La police paramilitaire chinoise s'est déployée mercredi à Urumqi, capitale de la province du Xinjiang, en vue de maîtriser la situation dans une ville où 156 personnes au moins ont trouvé la mort au cours des émeutes du week-end dernier.
Des Chinois de l'ethnie han sont descendus dans les rues pour la deuxième journée consécutive et, malgré la présence d'hélicoptères, des heurts ont éclaté au milieu d'une foule d'un millier de personnes lorsque des policiers ont appréhendé des meneurs présumés. "Libérez-les!", leur a-t-on crié.
Les autorités d'Urumqi avaient imposé un couvre-feu le soir précédent, des milliers de Han armés de bâtons, de couteaux et de barres de fer ayant écumé la ville pour se venger des violences de dimanche en s'en prenant aux Ouïgours musulmans.
Cette instabilité a conduit le président chinois Hu Jintao à renoncer à assister au sommet du G8 en Italie et à regagner son pays pour suivre l'évolution au Xinjiang, où les émeutes ont également fait 1.080 blessés. Les forces de l'ordre y ont procédé à 1.434 arrestations.
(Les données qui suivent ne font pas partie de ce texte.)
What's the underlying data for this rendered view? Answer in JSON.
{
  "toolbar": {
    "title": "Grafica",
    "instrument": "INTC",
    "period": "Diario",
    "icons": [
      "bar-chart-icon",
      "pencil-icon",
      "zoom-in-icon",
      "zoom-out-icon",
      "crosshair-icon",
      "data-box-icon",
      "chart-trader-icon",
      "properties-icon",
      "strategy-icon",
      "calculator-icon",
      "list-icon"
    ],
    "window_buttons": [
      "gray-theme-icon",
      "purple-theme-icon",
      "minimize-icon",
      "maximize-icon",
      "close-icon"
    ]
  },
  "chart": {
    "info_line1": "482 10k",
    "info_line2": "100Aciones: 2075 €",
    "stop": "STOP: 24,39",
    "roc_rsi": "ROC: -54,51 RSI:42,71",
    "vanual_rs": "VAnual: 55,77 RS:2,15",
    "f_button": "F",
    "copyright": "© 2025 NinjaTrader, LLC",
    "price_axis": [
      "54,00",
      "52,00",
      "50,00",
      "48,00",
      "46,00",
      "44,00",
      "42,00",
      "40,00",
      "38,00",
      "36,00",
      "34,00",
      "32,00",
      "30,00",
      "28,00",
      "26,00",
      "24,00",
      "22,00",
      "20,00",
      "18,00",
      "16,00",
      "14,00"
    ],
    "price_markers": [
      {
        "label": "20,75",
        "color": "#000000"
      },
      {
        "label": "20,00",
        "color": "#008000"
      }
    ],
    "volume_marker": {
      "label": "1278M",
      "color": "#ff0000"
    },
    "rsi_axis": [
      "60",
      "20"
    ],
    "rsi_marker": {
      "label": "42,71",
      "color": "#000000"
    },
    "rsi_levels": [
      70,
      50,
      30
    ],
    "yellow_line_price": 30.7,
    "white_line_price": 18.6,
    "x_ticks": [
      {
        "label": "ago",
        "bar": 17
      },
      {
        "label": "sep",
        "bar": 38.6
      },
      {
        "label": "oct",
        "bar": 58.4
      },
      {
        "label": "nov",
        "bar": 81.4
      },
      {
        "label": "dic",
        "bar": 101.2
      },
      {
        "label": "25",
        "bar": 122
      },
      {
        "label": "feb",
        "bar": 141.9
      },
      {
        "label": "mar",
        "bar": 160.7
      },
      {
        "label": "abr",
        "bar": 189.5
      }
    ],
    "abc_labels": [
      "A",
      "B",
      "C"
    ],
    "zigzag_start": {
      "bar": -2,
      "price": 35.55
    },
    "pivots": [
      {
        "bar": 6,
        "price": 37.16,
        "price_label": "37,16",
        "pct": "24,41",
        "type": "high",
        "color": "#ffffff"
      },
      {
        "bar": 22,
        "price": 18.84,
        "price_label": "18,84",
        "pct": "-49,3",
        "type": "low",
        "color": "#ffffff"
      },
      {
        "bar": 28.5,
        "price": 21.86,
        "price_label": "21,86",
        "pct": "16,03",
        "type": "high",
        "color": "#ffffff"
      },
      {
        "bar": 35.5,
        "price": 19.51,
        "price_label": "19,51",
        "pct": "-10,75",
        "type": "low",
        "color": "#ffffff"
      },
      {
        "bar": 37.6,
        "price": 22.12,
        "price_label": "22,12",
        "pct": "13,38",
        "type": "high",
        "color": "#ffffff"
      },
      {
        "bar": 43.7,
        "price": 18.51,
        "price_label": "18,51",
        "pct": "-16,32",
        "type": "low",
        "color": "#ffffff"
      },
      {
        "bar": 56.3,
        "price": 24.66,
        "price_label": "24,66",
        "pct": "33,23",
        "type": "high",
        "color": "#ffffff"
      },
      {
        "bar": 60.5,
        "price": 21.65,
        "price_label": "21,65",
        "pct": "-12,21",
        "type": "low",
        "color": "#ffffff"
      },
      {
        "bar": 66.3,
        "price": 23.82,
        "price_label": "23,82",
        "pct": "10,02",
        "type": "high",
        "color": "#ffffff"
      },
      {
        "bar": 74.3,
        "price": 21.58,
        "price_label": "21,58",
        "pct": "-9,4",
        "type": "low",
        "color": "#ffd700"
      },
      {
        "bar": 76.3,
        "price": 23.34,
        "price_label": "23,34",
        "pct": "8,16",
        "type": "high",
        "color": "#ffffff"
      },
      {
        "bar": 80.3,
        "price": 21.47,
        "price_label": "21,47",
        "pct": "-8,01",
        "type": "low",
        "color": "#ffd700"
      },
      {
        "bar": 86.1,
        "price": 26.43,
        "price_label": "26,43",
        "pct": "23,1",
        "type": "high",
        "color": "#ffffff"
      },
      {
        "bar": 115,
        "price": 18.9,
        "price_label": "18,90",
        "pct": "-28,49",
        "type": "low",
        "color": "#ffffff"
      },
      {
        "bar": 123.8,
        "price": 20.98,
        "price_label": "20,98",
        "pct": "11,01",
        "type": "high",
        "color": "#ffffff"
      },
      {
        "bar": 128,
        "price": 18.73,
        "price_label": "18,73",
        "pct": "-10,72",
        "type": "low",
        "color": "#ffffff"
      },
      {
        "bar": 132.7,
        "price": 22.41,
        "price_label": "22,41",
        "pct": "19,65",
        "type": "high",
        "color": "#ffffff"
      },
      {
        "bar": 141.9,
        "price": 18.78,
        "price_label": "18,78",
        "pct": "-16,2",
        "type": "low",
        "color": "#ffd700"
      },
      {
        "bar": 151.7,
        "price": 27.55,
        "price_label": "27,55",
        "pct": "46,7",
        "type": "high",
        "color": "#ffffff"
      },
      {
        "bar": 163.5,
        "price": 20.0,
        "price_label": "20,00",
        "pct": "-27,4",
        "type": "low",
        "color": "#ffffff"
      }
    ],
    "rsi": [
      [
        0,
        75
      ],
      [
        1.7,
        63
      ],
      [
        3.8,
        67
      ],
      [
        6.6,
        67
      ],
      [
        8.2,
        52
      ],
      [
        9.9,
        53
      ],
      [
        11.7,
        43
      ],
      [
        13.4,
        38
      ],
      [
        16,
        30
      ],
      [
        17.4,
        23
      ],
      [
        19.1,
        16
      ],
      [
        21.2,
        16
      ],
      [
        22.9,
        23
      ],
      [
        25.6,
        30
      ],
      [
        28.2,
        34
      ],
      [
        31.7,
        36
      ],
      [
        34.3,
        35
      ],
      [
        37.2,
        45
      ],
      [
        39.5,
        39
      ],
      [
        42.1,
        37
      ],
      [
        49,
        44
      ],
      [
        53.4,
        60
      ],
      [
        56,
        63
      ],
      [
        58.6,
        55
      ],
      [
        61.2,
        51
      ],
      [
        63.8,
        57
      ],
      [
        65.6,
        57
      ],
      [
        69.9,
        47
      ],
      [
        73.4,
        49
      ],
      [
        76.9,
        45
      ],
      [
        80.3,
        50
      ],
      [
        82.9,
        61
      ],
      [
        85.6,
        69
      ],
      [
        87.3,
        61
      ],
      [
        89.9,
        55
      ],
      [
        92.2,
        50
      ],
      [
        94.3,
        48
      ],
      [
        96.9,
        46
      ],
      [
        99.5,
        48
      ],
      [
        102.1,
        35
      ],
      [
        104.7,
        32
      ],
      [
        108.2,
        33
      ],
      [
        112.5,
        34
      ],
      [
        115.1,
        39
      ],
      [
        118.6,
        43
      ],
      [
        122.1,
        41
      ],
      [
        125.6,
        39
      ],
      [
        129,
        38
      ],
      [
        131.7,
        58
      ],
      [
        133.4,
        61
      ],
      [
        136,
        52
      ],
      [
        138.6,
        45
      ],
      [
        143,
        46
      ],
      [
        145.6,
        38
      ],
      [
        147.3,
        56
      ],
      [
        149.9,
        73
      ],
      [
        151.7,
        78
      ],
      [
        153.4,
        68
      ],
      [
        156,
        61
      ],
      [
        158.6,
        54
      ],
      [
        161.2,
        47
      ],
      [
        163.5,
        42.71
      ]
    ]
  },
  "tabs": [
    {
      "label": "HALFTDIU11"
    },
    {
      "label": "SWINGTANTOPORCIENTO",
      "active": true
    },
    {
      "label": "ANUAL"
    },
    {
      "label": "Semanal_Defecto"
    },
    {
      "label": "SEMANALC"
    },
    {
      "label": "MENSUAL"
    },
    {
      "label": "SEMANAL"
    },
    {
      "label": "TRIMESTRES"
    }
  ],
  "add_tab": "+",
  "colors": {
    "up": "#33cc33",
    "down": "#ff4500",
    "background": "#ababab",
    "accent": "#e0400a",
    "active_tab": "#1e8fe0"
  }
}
L'activité a repris dans les quartiers ouïgours, mais des habitants ont rapporté que les arrestations se poursuivaient la nuit. Ils ont dit rassembler des projectiles et ériger des barricades pour se défendre contre des groupes de Han.
Des responsables ont minimisé les risques de troubles tandis que des milliers de membres des forces de sécurité et des blindés rétablissaient le calme dans les quartiers du centre.
"La plus grande partie de la population a fait preuve de retenue", a déclaré le chef du Parti communiste d'Urumqi, Li Zhi, au sujet des violences de mardi.
RECOMMANDATIONS AUX HABITANTS
"Une poignée de Han ont attaqué des Ouïgours et une poignée de Ouïgours ont attaqué des Han (...) La police a capturé ces quelques poignées d'éléments violents et la situation est à présent maîtrisée", a-t-il dit lors d'une conférence de presse.
Il n'y avait plus de couvre-feu officiel, mais les rues se sont vidées en début de soirée alors que des véhicules munis de mégaphones circulaient en intimant aux habitants de "rentrer chez (eux) le plus vite possible".
Le gouvernement n'a ni indiqué le nombre de personnes blessées mardi, ni précisé s'il y avait des morts. Faute d'informations, les rumeurs allaient bon train.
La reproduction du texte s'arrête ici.